Ce document, publié le 19 janvier, est pratiquement indissociable des documents stratégiques préconisant le réarmement produits par les groupes de réflexion sur la politique étrangère et le ministère de la Défense. Sur tous les points essentiels, il soutient le programme militariste du gouvernement de grande coalition chrétien-démocrate/social-démocrate. Höhn défend l'OTAN, exige un programme de réarmement massif des forces armées allemandes, et demande la création d'une armée européenne et la conduite d'un plus grand nombre d'interventions «humanitaires» sous la direction de l'Allemagne.

Le document de Höhn commence par la déclaration que le monde est en train de se réorganiser «géopolitiquement» et que, par conséquent, le Parti de gauche doit être encore plus agressif dans sa défense de l'impérialisme allemand.

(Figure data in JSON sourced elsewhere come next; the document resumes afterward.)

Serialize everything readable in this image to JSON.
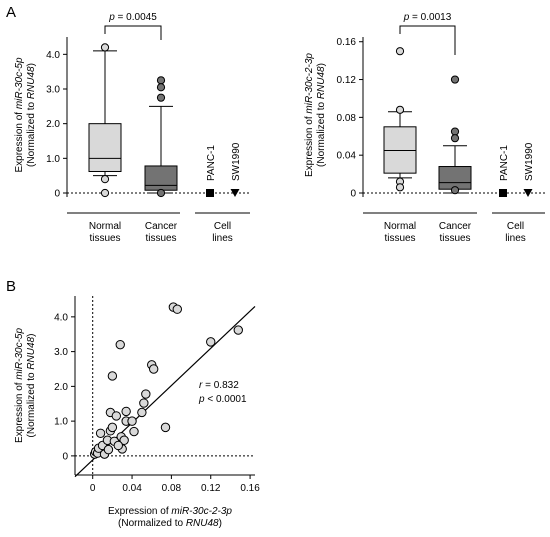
{
  "panel_labels": {
    "a": "A",
    "b": "B"
  },
  "chart_data": [
    {
      "type": "box",
      "panel": "A-left",
      "ylabel_lines": [
        {
          "parts": [
            "Expression of ",
            "miR-30c-5p"
          ]
        },
        {
          "parts": [
            "(Normalized to ",
            "RNU48",
            ")"
          ]
        }
      ],
      "ylim": [
        0,
        4.5
      ],
      "yticks": [
        0,
        1.0,
        2.0,
        3.0,
        4.0
      ],
      "ytick_labels": [
        "0",
        "1.0",
        "2.0",
        "3.0",
        "4.0"
      ],
      "groups": [
        {
          "label_lines": [
            "Normal",
            "tissues"
          ],
          "whisker_low": 0.5,
          "q1": 0.62,
          "median": 1.0,
          "q3": 2.0,
          "whisker_high": 4.1,
          "outliers": [
            4.2,
            0.4,
            0.0
          ],
          "fill": "#d9d9d9"
        },
        {
          "label_lines": [
            "Cancer",
            "tissues"
          ],
          "whisker_low": 0.0,
          "q1": 0.08,
          "median": 0.22,
          "q3": 0.78,
          "whisker_high": 2.5,
          "outliers": [
            3.25,
            3.05,
            2.75,
            0.0
          ],
          "fill": "#737373"
        }
      ],
      "cell_lines": {
        "label_lines": [
          "Cell",
          "lines"
        ],
        "points": [
          {
            "name": "PANC-1",
            "value": 0.0,
            "marker": "square"
          },
          {
            "name": "SW1990",
            "value": 0.0,
            "marker": "triangle-down"
          }
        ]
      },
      "significance": {
        "text": "p = 0.0045",
        "p_symbol": "p",
        "p_rest": " = 0.0045"
      }
    },
    {
      "type": "box",
      "panel": "A-right",
      "ylabel_lines": [
        {
          "parts": [
            "Expression of ",
            "miR-30c-2-3p"
          ]
        },
        {
          "parts": [
            "(Normalized to ",
            "RNU48",
            ")"
          ]
        }
      ],
      "ylim": [
        0,
        0.165
      ],
      "yticks": [
        0,
        0.04,
        0.08,
        0.12,
        0.16
      ],
      "ytick_labels": [
        "0",
        "0.04",
        "0.08",
        "0.12",
        "0.16"
      ],
      "groups": [
        {
          "label_lines": [
            "Normal",
            "tissues"
          ],
          "whisker_low": 0.016,
          "q1": 0.021,
          "median": 0.045,
          "q3": 0.07,
          "whisker_high": 0.086,
          "outliers": [
            0.15,
            0.088,
            0.012,
            0.006
          ],
          "fill": "#d9d9d9"
        },
        {
          "label_lines": [
            "Cancer",
            "tissues"
          ],
          "whisker_low": 0.0,
          "q1": 0.004,
          "median": 0.011,
          "q3": 0.028,
          "whisker_high": 0.05,
          "outliers": [
            0.12,
            0.065,
            0.058,
            0.003
          ],
          "fill": "#737373"
        }
      ],
      "cell_lines": {
        "label_lines": [
          "Cell",
          "lines"
        ],
        "points": [
          {
            "name": "PANC-1",
            "value": 0.0,
            "marker": "square"
          },
          {
            "name": "SW1990",
            "value": 0.0,
            "marker": "triangle-down"
          }
        ]
      },
      "significance": {
        "text": "p = 0.0013",
        "p_symbol": "p",
        "p_rest": " = 0.0013"
      }
    },
    {
      "type": "scatter",
      "panel": "B",
      "xlabel_lines": [
        {
          "parts": [
            "Expression of ",
            "miR-30c-2-3p"
          ]
        },
        {
          "parts": [
            "(Normalized to ",
            "RNU48",
            ")"
          ]
        }
      ],
      "ylabel_lines": [
        {
          "parts": [
            "Expression of ",
            "miR-30c-5p"
          ]
        },
        {
          "parts": [
            "(Normalized to ",
            "RNU48",
            ")"
          ]
        }
      ],
      "xlim": [
        -0.018,
        0.165
      ],
      "ylim": [
        -0.55,
        4.6
      ],
      "xticks": [
        0,
        0.04,
        0.08,
        0.12,
        0.16
      ],
      "xtick_labels": [
        "0",
        "0.04",
        "0.08",
        "0.12",
        "0.16"
      ],
      "yticks": [
        0,
        1.0,
        2.0,
        3.0,
        4.0
      ],
      "ytick_labels": [
        "0",
        "1.0",
        "2.0",
        "3.0",
        "4.0"
      ],
      "regression": {
        "x0": -0.018,
        "y0": -0.6,
        "x1": 0.165,
        "y1": 4.3
      },
      "stats": {
        "r": "r = 0.832",
        "p": "p < 0.0001"
      },
      "points": [
        [
          0.002,
          0.05
        ],
        [
          0.003,
          0.12
        ],
        [
          0.005,
          0.08
        ],
        [
          0.006,
          0.22
        ],
        [
          0.008,
          0.65
        ],
        [
          0.01,
          0.3
        ],
        [
          0.012,
          0.05
        ],
        [
          0.015,
          0.45
        ],
        [
          0.016,
          0.18
        ],
        [
          0.018,
          0.72
        ],
        [
          0.02,
          0.82
        ],
        [
          0.022,
          0.42
        ],
        [
          0.018,
          1.25
        ],
        [
          0.02,
          2.3
        ],
        [
          0.024,
          1.15
        ],
        [
          0.028,
          3.2
        ],
        [
          0.029,
          0.55
        ],
        [
          0.03,
          0.2
        ],
        [
          0.032,
          0.45
        ],
        [
          0.034,
          1.0
        ],
        [
          0.034,
          1.28
        ],
        [
          0.04,
          1.0
        ],
        [
          0.05,
          1.25
        ],
        [
          0.052,
          1.52
        ],
        [
          0.054,
          1.78
        ],
        [
          0.06,
          2.62
        ],
        [
          0.062,
          2.5
        ],
        [
          0.074,
          0.82
        ],
        [
          0.082,
          4.28
        ],
        [
          0.086,
          4.22
        ],
        [
          0.12,
          3.28
        ],
        [
          0.148,
          3.62
        ],
        [
          0.042,
          0.7
        ],
        [
          0.026,
          0.3
        ]
      ]
    }
  ]
}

Höhn écrit que le Parti de gauche ne peut plus se permettre «de réagir avec de vieux réflexes ou simplement d'adopter les discours d'autres États». Il poursuit: «Les États-Unis, la Russie ou la Chine: en fin de compte, toutes les parties se concentrent sur l'influence géopolitique et les intérêts économiques, et toutes sont finalement prêtes à enfreindre les réglementations internationales dans leur propre intérêt.» Cela n'est «jamais acceptable pour une politique de gauche».

Matthias Höhn (Image: Martin Rulsch, CC BY-SA 4.0)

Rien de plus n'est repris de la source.